As for the newbies, Wanda and Pietro are abilities first, characters second, and accents third. They get one scene to talk about their tragic backstory and explain their motivation, but they never really come alive as (meta)human beings. Paul Bettany, despite less screen time, makes more of an impact as the Vision. This is the first time Bettany has actually appeared in a Marvel film after voicing Stark’s A.I. butler J.A.R.V.I.S. since day one, so he’s no doubt relishing the opportunity. As for Ultron himself, I have to admit that I was a little underwhelmed. There's nothing wrong with James Spader’s performance. His voice -- so cold, so smugly intelligent, so incapable of saying anything without it sounding slightly sarcastic -- is just perfect for this type of character. But Ultron's personality is nothing more than evil robot 101 with a Pinocchio complex and some Whedonisms thrown in.
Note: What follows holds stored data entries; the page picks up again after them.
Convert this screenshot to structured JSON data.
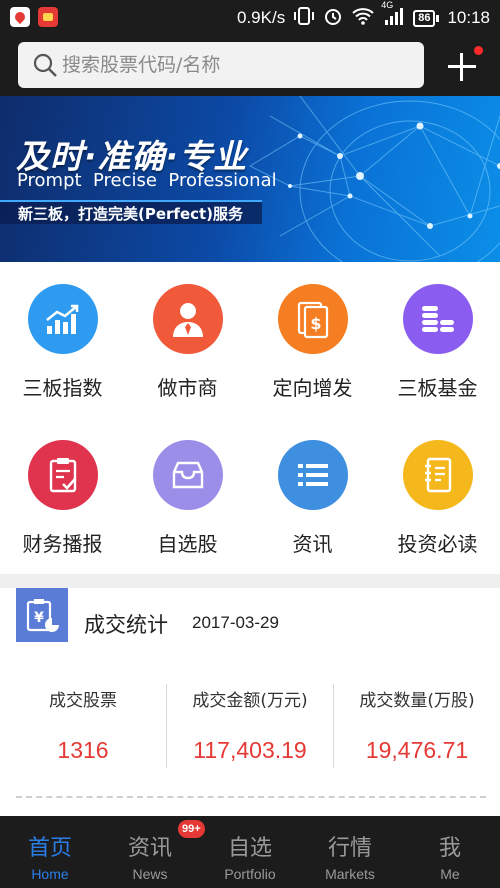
{
  "status_bar": {
    "speed": "0.9K/s",
    "network": "4G",
    "battery": "86",
    "time": "10:18"
  },
  "search": {
    "placeholder": "搜索股票代码/名称"
  },
  "banner": {
    "title": "及时·准确·专业",
    "subtitle": "Prompt  Precise  Professional",
    "slogan": "新三板，打造完美(Perfect)服务"
  },
  "grid": [
    {
      "label": "三板指数",
      "color": "#2e9bf0",
      "icon": "chart-up-icon"
    },
    {
      "label": "做市商",
      "color": "#f05a3a",
      "icon": "person-icon"
    },
    {
      "label": "定向增发",
      "color": "#f57d22",
      "icon": "document-dollar-icon"
    },
    {
      "label": "三板基金",
      "color": "#8b5cf0",
      "icon": "coins-icon"
    },
    {
      "label": "财务播报",
      "color": "#e0334e",
      "icon": "clipboard-check-icon"
    },
    {
      "label": "自选股",
      "color": "#9b8ee8",
      "icon": "inbox-icon"
    },
    {
      "label": "资讯",
      "color": "#3e8fe0",
      "icon": "list-icon"
    },
    {
      "label": "投资必读",
      "color": "#f5b81c",
      "icon": "notebook-icon"
    }
  ],
  "stats": {
    "title": "成交统计",
    "date": "2017-03-29",
    "columns": [
      {
        "label": "成交股票",
        "value": "1316"
      },
      {
        "label": "成交金额(万元)",
        "value": "117,403.19"
      },
      {
        "label": "成交数量(万股)",
        "value": "19,476.71"
      }
    ]
  },
  "nav": {
    "badge": "99+",
    "tabs": [
      {
        "zh": "首页",
        "en": "Home"
      },
      {
        "zh": "资讯",
        "en": "News"
      },
      {
        "zh": "自选",
        "en": "Portfolio"
      },
      {
        "zh": "行情",
        "en": "Markets"
      },
      {
        "zh": "我",
        "en": "Me"
      }
    ]
  },
  "colors": {
    "accent": "#2a7ee8",
    "value_red": "#e53935",
    "bar_bg": "#1c1c1c"
  }
}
Where Age of Ultron does manage to surpass its predecessor is in the action sequences, although the final showdown is just another urban battle between the Avengers and the bad guy's disposable army, which Whedon does manage to add a little bit of a twist to. The film has a lot of fun showing how these different heroes would work together in a fight, how they would combine their varying powers and abilities to battle HYDRA minions or Ultron’s many duplicates. The appeal of these films has always been the thrill of seeing these character interacting with each other, and not just fighting together but hanging out and having fun. One of the best scenes is just everyone at a party, laughing and getting drunk and taking part in childish pissing contests over who has the most awesome girlfriend (sorry, Thor, but the correct answer is Peggy Carter).
Notes and Quotes
--Whedon clearly loves to get his characters in iconic 360 tracking shots.
--Andy Serkis’ entire role is just one big Black Panther prologue. Most of the film is set up for Phase 3 which does hamper things
--Whedon's original cut was three hours plus. An extended version of the film will be released on DVD and Blu-ray along with an alternative ending. Hopefully this will include the cut Loki scene (yes, there is one).
--There is no post credit scene so don't bother staying all the way to the end.
Tony: “Actually, he’s the boss. I just pay for everything and design everything and make everyone look cooler.”
Clint: “The city is flying, we’re fighting an army of robots and I have a bow and arrow. None of this makes sense.”
Maria: “He’s fast and she’s weird.”
Three out of four Asgardian versions of Stanley Kubrick films.